I agree this should be easier, and I'd sure like to see a general solution. But there is one special case that works now if it fits your problem.
If the sum of the weights is constant (often they are designed to sum to 1 or 100 or such), then you define a
calculated_field = [weight] * [value] / 100, replacing 100 with whatever the weight sum is in your case. Then AVG[calculated_field] will be the correct weighted average as long as you don't filter out rows that would change the weight sum.
Maybe Tableau could add a new form of table calculation for weighted averages.
Here is a simpler example that works even if the weight sum is not constant. Assume your data looks like:
Course, Credits, Grade
Math, 3, 4.0
Physics, 6, 4.0
Econ, 3, 2.0
English, 3, 1.0
GPA = Sum([Credits]*[Grade])/Sum([Credits])
AGG(GPA) will be 3.0 while AVG([Grade]) will be 2.75
Still weighted averages might make a nice new kind of table calculation someday
P.S. One reason I suggest Tableau support weighted statistics via a table calc is so that the associated standard deviation, quartiles, confidence intervals could be correctly computed.
I have a slightly more complex calculation need than the credit/grade example noted above.
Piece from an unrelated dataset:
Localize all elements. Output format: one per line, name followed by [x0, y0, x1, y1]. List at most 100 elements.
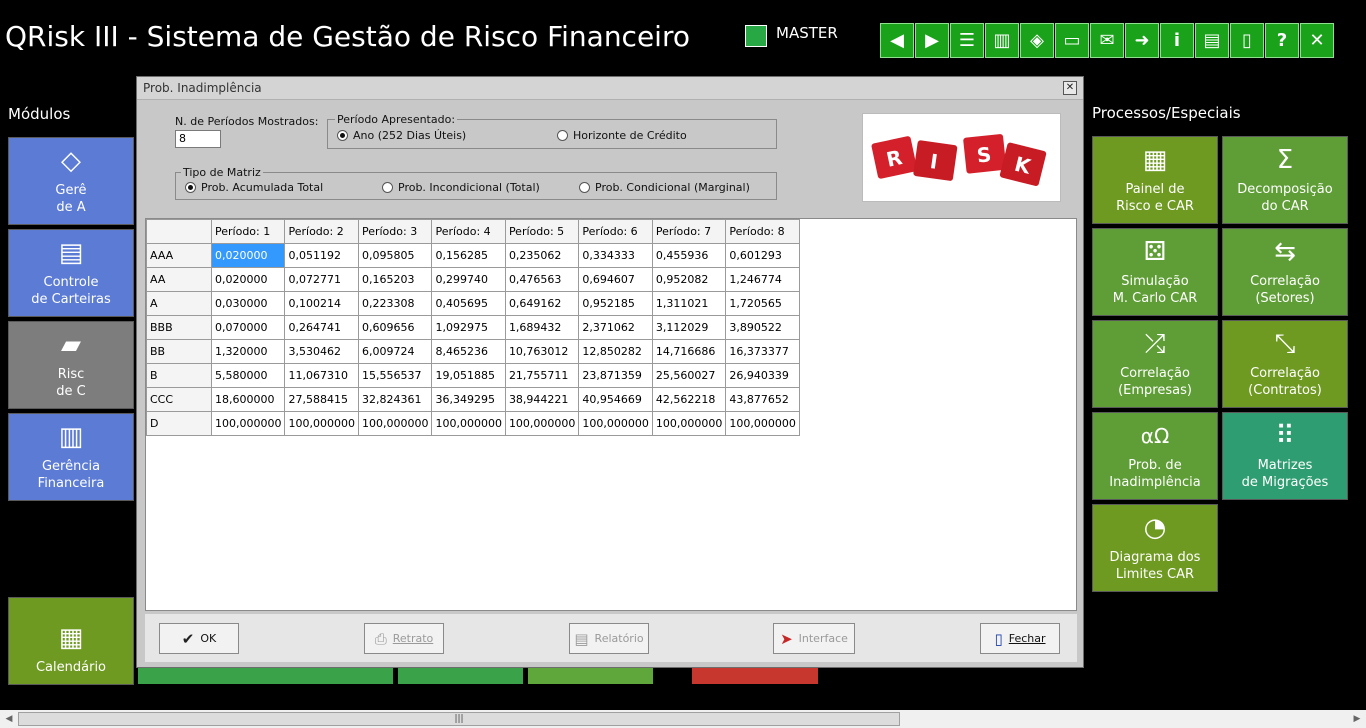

In the typical weighted average the denominator is the formula sum ([credit]). This works only if we want the sum([credit]) formula applied at the field/group subtotal level. But what if we need the denominator to be based on the grand total? The resulting values are that contributions
example data set (sales & margin). The last column (contribution to margin) includes the value I am looking to calculate in Tableau (0.6%, 2.8%, etc). I've included an excel file with the example of it.
sales margin contribution to margin
trucks light 100 10% 0.6%
heavy 1000 5% 2.8%
cars 4-door 500 7% 1.9%
2-door 200 12% 1.3%
grand total 1800 6.6% 6.6%
tableau calc help.xls 13.5 KB
This sort of question comes up a lot. You should be able to achieve what you want with either a calculated field which uses a RAWSQL expression, as per this posting from Erin Easter:
or with a custom SQL connection, like the example I posted here:
I think Erin's approach is probably best here.
It looks like the above links are dead.
I was looking for some info on displaying proper weighted averages on a reference line. Specifically, I'm looking for the running sum of the total cost over the running sum of the land area, as of the last data point.
I was using the formula:
Avg Price per Acre = RUNNING_SUM(AVG([Cost])/RUNNING_SUM(AVG([Land Area]))
This gives the average of averages, which is not correct over the whole data set.
Instead, I changed it to
Avg Price per Acre = TOTAL(AVG([Cost])/TOTAL(AVG([Land Area]))
This sums up all of the Cost values in the entire partition and divides by the sum of the Land Area values in the entire partition. When I put this field onto the Level of Detail, it becomes available in the reference line field list as a table calculation. When applied to the reference line label, this value will show a proper weighted average (or ratio in my case).
I'm not exactly sure why the TOTAL function works here and why RUNNING_SUM does not.